Although the development of stamping processing technology has been focused on molds so far, under the current globalization of production plants, it has fallen into the bottleneck of commercial expansion. The lack of local mold technicians overseas has become a problem that cannot be ignored.
Although dies represent a significant cost, the greatest capital investment is in the die-casting machine itself. Once the die is available, it becomes easy to rapidly ramp-up production. Normally, these are produced in small batches. This ability to suddenly increase production rate has been dramatically demonstrated in the challenge to produce ventilators for the Covid-19 pandemic.
There is a tendency to re-produce and produce commodities close to the sales market. The usual business case for production close to the market is the ability to respond quickly to changing markets.

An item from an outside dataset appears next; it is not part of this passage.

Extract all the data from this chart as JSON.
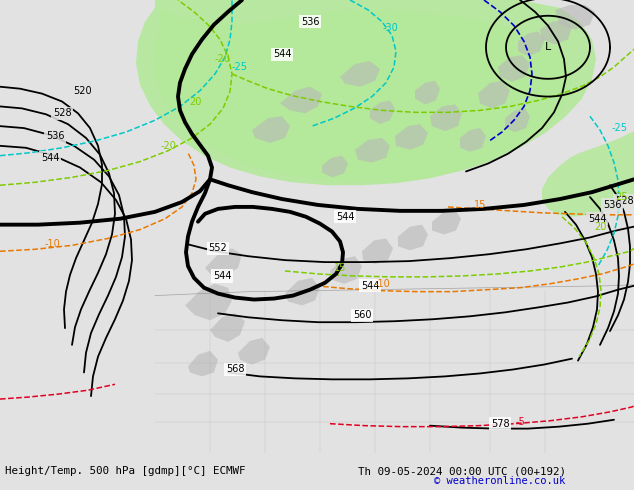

Reducing the carbon footprint involved in transporting goods and making the supply chain more resilient are also important drivers.

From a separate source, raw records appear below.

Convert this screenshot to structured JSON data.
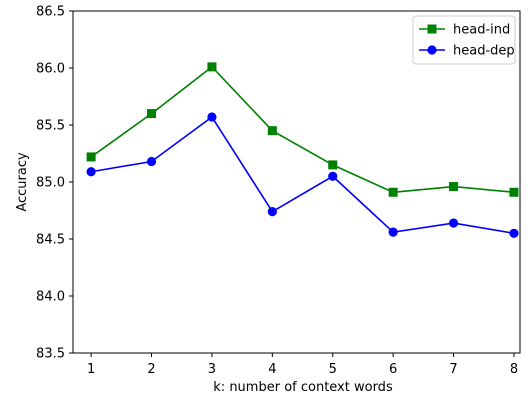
{
  "chart_data": {
    "type": "line",
    "title": "",
    "xlabel": "k: number of context words",
    "ylabel": "Accuracy",
    "x": [
      1,
      2,
      3,
      4,
      5,
      6,
      7,
      8
    ],
    "xticks": [
      "1",
      "2",
      "3",
      "4",
      "5",
      "6",
      "7",
      "8"
    ],
    "yticks": [
      "83.5",
      "84.0",
      "84.5",
      "85.0",
      "85.5",
      "86.0",
      "86.5"
    ],
    "xlim": [
      0.7,
      8.1
    ],
    "ylim": [
      83.5,
      86.5
    ],
    "grid": false,
    "legend_position": "top-right",
    "series": [
      {
        "name": "head-ind",
        "color": "#008000",
        "marker": "square",
        "values": [
          85.22,
          85.6,
          86.01,
          85.45,
          85.15,
          84.91,
          84.96,
          84.91
        ]
      },
      {
        "name": "head-dep",
        "color": "#0000ff",
        "marker": "circle",
        "values": [
          85.09,
          85.18,
          85.57,
          84.74,
          85.05,
          84.56,
          84.64,
          84.55
        ]
      }
    ]
  }
}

When looking to manufacture your product parts, you may be faced with the choice between using aluminum die casting, sand casting or permanent mold casting as your process. What is the difference between these various processes, and which one is right for you? Read on to learn more.
Die casting is a metal casting industry technique, which is characterized by forcing molten metal under high pressure into the film cavity. Membrane chambers are made using two hardened tool steel molds. These molds are machined into a certain shape during processing and work in a similar way to injection molds.